Discover Frameworks: Bridging the Gap Between Regulation & Application

“What data do we have?”

Data’s entire life cycle – from collection, to analysis, to insights and business-driving application – begins with this question. Understanding your organization’s data remains critical to effectively using and protecting it, especially as platforms, users, and data sets constantly evolve. But gaining a contextual understanding and building data policies around it are not always as straightforward as they seem.

In this blog, we’ll introduce you to Immuta’s Discover Frameworks, and share how our discovery and classification rules make context-driven data protection that much easier.

The Need: Context-Aware Data Controls

The ability to protect your data is entirely context-dependent. If you don’t possess a detailed understanding of your data – including type, level of sensitivity, associated risk, etc. – you cannot adequately keep it safe.

Additionally, virtually every organization is now subject to data security standards. These standards impose security and privacy obligations on the ways data is collected, stored, shared, and used. Data security standards can come in a variety of forms:

  • Compliance Laws & Regulations: Data compliance laws and regulations, such as GDPR, HIPAA, and CCPA, dictate data use standards that organizations must comply with – lest they face legal or monetary penalties. These laws are dynamic and liable to expand, evolve, and grow in number in the coming years.
  • Cybersecurity Standards: Beyond legal regulations, there are a number of reputable security standards and frameworks that provide guidance and technological validation. These include models like the NIST Cybersecurity Framework 2.0, ISO 27001, and SOC 2, all of which outline specific security and privacy measures to which organizations should adhere.
  • Organization-Specific Rules: While regulations and cybersecurity frameworks provide external guidelines for secure data use, many organizations are also subject to internal or inter-organizational standards, contracts, and agreements. These measures impact how data is used, and can have similar penalties for noncompliance.

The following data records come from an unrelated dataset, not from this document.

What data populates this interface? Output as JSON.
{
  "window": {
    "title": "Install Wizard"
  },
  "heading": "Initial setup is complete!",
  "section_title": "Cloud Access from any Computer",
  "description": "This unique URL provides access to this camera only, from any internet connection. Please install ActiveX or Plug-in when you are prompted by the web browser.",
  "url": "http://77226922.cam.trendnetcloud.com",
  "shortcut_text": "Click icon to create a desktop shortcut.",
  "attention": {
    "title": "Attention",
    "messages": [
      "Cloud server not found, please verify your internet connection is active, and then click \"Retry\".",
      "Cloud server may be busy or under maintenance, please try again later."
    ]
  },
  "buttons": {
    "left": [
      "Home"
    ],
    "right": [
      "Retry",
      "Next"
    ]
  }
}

With legal and contractual obligations outlined in laws, standards, and agreements, shouldn’t compliant data use be pretty straightforward?

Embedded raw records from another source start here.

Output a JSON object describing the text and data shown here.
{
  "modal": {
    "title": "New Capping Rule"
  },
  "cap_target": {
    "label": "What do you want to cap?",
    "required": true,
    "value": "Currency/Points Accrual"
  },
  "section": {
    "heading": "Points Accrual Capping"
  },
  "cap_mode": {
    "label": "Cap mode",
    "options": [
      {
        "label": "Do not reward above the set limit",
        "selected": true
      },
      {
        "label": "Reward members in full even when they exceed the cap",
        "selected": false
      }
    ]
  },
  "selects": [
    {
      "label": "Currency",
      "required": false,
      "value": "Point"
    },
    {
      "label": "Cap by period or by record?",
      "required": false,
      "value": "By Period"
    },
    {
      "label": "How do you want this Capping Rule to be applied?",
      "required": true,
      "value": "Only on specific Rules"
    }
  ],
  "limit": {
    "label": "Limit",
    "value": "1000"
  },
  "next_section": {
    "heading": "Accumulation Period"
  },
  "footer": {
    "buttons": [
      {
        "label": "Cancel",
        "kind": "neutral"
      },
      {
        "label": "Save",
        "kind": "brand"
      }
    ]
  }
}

The Problem: The Regulation/Application Disconnect

Unfortunately, things aren’t so simple. In many cases, there is a significant disconnect between the letter of regulatory requirements and the technical application of their standards.

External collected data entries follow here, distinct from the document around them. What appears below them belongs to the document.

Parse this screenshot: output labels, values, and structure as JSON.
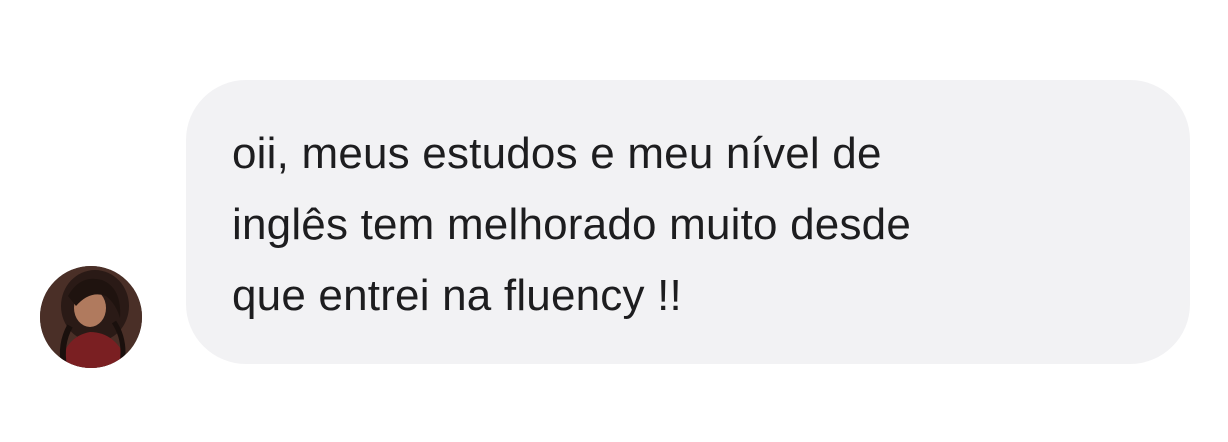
{
  "conversation": {
    "message": {
      "lines": [
        "oii, meus estudos e meu nível de",
        "inglês tem melhorado muito desde",
        "que entrei na fluency !!"
      ],
      "bubble_color": "#f2f2f4",
      "text_color": "#1d1d1f"
    },
    "sender": {
      "avatar_icon": "profile-photo"
    }
  }
}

Industry frameworks like NIST or ISO 27001, for example, put forth defined measures to protect data and enhance data security. These frameworks, however, do not define what data is actually considered private or sensitive – they only dictate that private and sensitive data need special handling.

In a similar fashion, regulations like GDPR, CCPA, and HIPAA each outline requirements for how organizations should operate with the personal and/or protected information that they handle. These regulations, however, contain open-ended definitions that are not entirely prescriptive. The definitions are context-dependent, meaning that the legal status of data can evolve depending upon the context it exists within. For example, data is considered to be biometric data under GDPR or CCPA if it is collected for uniquely identifying an individual. A bank account number is considered to be personal data if it relates to a natural person, as opposed to a legal entity.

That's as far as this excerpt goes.